Small did just that in his article, replacing the RP assumption with two less restrictive assumptions: that the direct effect of randomization and the effect of the mediator on the outcome are mean-independent of measured baseline covariates, and that the observed value of the mediator is independent of its effect on the outcome conditional on randomization and baseline covariates. Both of these assumptions are entailed by the assumption of uniform direct and mediated effects, but their implications are much weaker (and therefore more plausible) than uniform effects. Furthermore, Small provided an easy-to-implement sensitivity analysis for the assumption that the direct effect of randomization and the effect of the mediator on the outcome are mean-independent of measured baseline covariates.

While eliminating the assumption of uniform treatment effects goes a long way towards making Small’s model more realistic, the model still requires that the outcome be linear in the treatment, mediator, and covariates, and in particular that there be no treatment-mediator interaction. In the context of the PROSPECT study that Small considers, this means that there is no interaction between assignment to a depression specialist and prescription drug use in predicting four-month depression.

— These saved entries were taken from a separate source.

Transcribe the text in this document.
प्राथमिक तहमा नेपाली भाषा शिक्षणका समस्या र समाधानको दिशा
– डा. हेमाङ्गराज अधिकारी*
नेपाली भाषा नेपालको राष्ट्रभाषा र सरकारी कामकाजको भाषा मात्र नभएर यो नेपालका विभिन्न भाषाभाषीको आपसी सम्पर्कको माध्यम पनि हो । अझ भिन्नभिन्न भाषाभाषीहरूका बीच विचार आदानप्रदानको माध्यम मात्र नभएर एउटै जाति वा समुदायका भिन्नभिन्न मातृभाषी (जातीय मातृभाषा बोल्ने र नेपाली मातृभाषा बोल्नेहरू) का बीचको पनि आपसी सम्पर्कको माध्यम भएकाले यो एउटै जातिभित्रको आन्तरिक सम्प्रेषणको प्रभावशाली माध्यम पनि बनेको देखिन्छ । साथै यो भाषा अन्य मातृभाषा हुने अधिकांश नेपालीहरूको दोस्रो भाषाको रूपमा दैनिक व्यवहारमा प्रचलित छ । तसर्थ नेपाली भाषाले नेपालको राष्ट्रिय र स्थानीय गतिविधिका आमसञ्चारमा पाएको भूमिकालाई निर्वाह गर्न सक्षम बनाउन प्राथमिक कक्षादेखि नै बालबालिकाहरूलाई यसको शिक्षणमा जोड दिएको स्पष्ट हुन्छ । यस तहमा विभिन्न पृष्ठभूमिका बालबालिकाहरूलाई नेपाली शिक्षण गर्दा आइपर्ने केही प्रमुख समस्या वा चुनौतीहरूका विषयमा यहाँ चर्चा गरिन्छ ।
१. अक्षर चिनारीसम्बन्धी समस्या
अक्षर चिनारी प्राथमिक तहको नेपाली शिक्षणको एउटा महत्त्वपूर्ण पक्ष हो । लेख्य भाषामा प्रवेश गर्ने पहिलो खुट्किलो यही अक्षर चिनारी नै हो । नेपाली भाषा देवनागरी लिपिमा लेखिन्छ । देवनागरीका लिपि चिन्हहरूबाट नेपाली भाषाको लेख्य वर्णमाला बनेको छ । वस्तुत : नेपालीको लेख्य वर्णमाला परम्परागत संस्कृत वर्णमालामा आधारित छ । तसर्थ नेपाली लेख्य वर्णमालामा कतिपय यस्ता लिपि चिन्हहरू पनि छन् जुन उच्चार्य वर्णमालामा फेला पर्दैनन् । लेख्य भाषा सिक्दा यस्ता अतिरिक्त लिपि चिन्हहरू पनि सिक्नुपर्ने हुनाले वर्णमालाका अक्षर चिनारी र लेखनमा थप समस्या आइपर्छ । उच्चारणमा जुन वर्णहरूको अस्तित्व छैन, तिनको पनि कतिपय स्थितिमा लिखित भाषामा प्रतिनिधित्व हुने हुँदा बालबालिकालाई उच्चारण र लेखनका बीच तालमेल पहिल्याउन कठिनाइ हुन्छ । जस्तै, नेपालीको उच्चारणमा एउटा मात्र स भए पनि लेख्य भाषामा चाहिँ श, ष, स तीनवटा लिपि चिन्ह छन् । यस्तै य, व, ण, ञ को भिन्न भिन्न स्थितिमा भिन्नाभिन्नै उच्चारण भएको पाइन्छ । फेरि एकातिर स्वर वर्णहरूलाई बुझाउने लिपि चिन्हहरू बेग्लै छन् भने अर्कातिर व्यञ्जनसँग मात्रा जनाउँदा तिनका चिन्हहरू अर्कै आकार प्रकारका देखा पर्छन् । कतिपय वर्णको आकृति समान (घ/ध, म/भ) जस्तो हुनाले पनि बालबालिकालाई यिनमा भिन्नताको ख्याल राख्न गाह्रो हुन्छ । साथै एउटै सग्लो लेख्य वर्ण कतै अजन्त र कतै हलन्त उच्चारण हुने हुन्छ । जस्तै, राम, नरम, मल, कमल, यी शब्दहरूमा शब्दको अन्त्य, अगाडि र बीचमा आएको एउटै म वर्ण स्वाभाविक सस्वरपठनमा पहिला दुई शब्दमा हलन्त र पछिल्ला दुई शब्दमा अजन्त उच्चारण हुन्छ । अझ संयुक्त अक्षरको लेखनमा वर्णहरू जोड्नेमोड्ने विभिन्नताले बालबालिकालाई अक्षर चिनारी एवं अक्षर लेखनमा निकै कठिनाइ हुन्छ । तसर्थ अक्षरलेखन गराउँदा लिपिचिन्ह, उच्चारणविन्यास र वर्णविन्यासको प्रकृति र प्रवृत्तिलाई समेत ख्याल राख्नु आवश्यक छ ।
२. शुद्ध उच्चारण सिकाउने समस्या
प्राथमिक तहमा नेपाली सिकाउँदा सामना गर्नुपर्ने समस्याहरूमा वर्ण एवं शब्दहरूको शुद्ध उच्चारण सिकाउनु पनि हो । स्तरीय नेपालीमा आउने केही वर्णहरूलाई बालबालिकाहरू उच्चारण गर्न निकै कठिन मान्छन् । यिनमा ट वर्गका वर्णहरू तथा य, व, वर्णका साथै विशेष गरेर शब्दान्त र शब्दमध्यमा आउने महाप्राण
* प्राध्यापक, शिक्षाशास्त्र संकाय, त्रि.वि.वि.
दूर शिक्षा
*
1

Particularly because the mediator is an indicator of any prescription drug use rather than a continuous measure of prescription drug use, I think it is possible that the no-interaction assumption is violated in this data. This would likely be the case if subjects with prescription drug use in the control group were less compliant their prescriptions than those in the treatment group, for example failing to take their drugs regularly or to refill their prescriptions. In this case subjects in the treatment group might benefit more from prescription drug use than those in the control group. Several authors have proposed sensitivity analyses for natural direct and indirect effects in the presence of unmeasured mediator-outcome confounding (Hafeman, 2011; Imai et al., 2010; VanderWeele, 2010); it would be interesting to compare Small’s analysis to an analysis of the PROSPECT data using these models, which do not presume linear relationships or the absence of interactions.

Conclusion

Small took on the important challenge of relaxing the rank preservation assumption for instrumental variable estimators of the direct effect in the presence of unmeasured mediator-outcome confounding. The result is an estimator that relies on far more reasonable assumptions than previous proposals. Some of the assumptions on which it relies are likely to fail to hold in some settings; Small proposed a sensitivity analysis for one of them. However, the task of relaxing and testing identifying assumptions remains unfinished.